Wenn Sie Zahlungsprobleme haben sollten, stecken Sie keinesfalls
den Kopf in den Sand. Das verschlimmert nur alles. Fassen Sie Mut,
über Ihre Sorgen zu sprechen und sich bei einer Beratungsstelle
Hilfe zu suchen.
Unsere Tipps:
- Sichern Sie Ihr Existenzminimum und informieren
Sie sich darüber, ob nicht Ihre Einnahmen erhöht werden
können, z.B. durch Anträge auf Kindergeld, Wohngeld
oder Sozialhilfe. Zahlen Sie immer zuerst an den Vermieter!
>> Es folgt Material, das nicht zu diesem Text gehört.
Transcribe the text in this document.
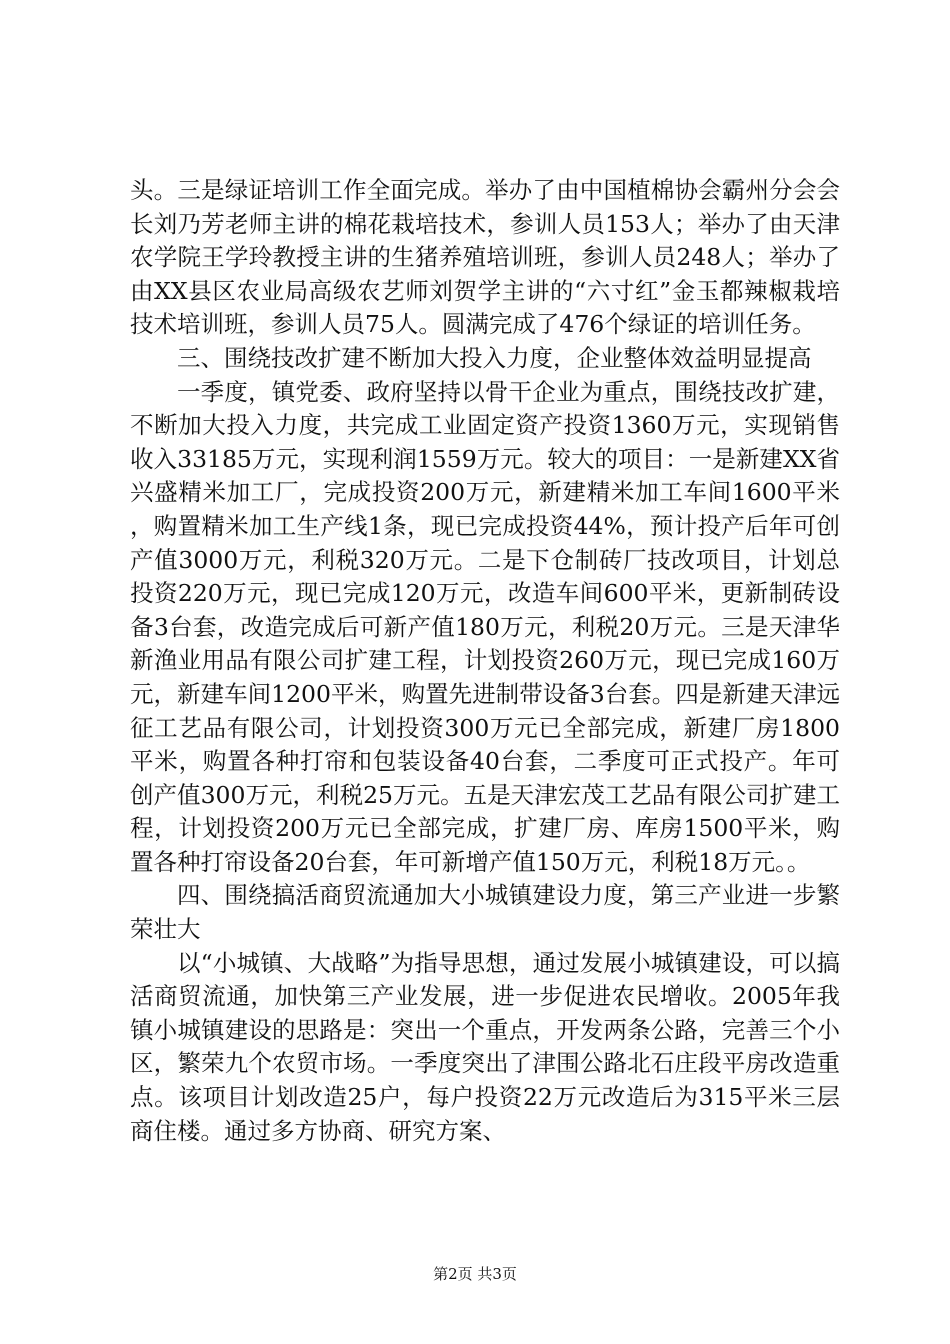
头。三是绿证培训工作全面完成。举办了由中国植棉协会霸州分会会长刘乃芳老师主讲的棉花栽培技术，参训人员153人；举办了由天津农学院王学玲教授主讲的生猪养殖培训班，参训人员248人；举办了由XX县区农业局高级农艺师刘贺学主讲的“六寸红”金玉都辣椒栽培技术培训班，参训人员75人。圆满完成了476个绿证的培训任务。

三、围绕技改扩建不断加大投入力度，企业整体效益明显提高

一季度，镇党委、政府坚持以骨干企业为重点，围绕技改扩建，不断加大投入力度，共完成工业固定资产投资1360万元，实现销售收入33185万元，实现利润1559万元。较大的项目：一是新建XX省兴盛精米加工厂，完成投资200万元，新建精米加工车间1600平米，购置精米加工生产线1条，现已完成投资44%，预计投产后年可创产值3000万元，利税320万元。二是下仓制砖厂技改项目，计划总投资220万元，现已完成120万元，改造车间600平米，更新制砖设备3台套，改造完成后可新产值180万元，利税20万元。三是天津华新渔业用品有限公司扩建工程，计划投资260万元，现已完成160万元，新建车间1200平米，购置先进制带设备3台套。四是新建天津远征工艺品有限公司，计划投资300万元已全部完成，新建厂房1800平米，购置各种打帘和包装设备40台套，二季度可正式投产。年可创产值300万元，利税25万元。五是天津宏茂工艺品有限公司扩建工程，计划投资200万元已全部完成，扩建厂房、库房1500平米，购置各种打帘设备20台套，年可新增产值150万元，利税18万元。。

四、围绕搞活商贸流通加大小城镇建设力度，第三产业进一步繁荣壮大

以“小城镇、大战略”为指导思想，通过发展小城镇建设，可以搞活商贸流通，加快第三产业发展，进一步促进农民增收。2005年我镇小城镇建设的思路是：突出一个重点，开发两条公路，完善三个小区，繁荣九个农贸市场。一季度突出了津围公路北石庄段平房改造重点。该项目计划改造25户，每户投资22万元改造后为315平米三层商住楼。通过多方协商、研究方案、

第2页 共3页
- Führen Sie ein Haushaltsbuch und vermeiden
Sie ab sofort unnötige Ausgaben. Machen Sie keinesfalls neue
Schulden, um alte Schulden zu bezahlen.
- Versuchen Sie, mit Ihren Gläubigern über
einen Zinsverzicht oder eine angemessene Ratenreduzierung zu verhandeln.
- Lassen Sie sich nicht von den Gläubigern
einschüchtern. Wegen Schulden allein kommt man nicht ins
Gefängnis.
- Bevor Sie zahlen, überprüfen Sie immer
die Forderungen.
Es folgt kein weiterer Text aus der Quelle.